Our cover story this week, "Taking on the Bishop" by Esty Dinur, ventures into dangerous territory - religion. It's always problematic getting involved in such matters; by definition the opinions are tenaciously held and not susceptible to negotiation. This article certainly describes such a situation.
It deals with the local dispute, to use a mild term, between the bishop of the Madison diocese, who arrived like a sword of the Inquisition to this liberal area a few years back, and local Catholics who have embraced the vision of the church promulgated by the historic Vatican II conference in the early '60s that seemed to set the church on a new, more democratic course of institutional governance.
Subsequent to Vatican II, the Catholic Church began to change. Latin was dropped as the default language at Mass; some liturgy was altered to more directly involve the congregation; nuns and priests left religious service in droves to pursue more secular though not necessarily less religious ways of life. There was definitely a great reorientation that left many older members confused and younger ones less intimidated by authoritarian church hierarchy.
But authority has always been a prime component in the makeup of the institutional church, and obedience to authority one of its requisite principles.
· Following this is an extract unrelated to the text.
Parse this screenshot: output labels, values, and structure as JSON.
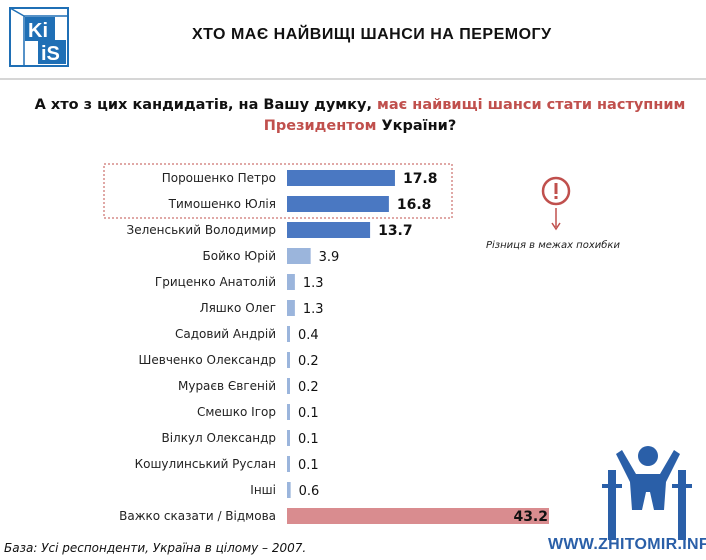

Reading Dinur's article and the contention between certain laity and the bishop reminded me of the old dictum "Power tends to corrupt, and absolute power corrupts absolutely."
Researching the origins of that quote led to the surprising discovery that it was penned by one Lord John Emerich Acton, a Catholic English nobleman writing to Bishop Mandell Creighton. The occasion was the proclamation of papal infallibility by Pope Pius IX in 1870. A prominent philosopher and religious publisher of the time, Lord Acton had something else significant to say that could be applicable to the present situation. "There is no worse heresy than the fact that the office sanctifies the holder of it."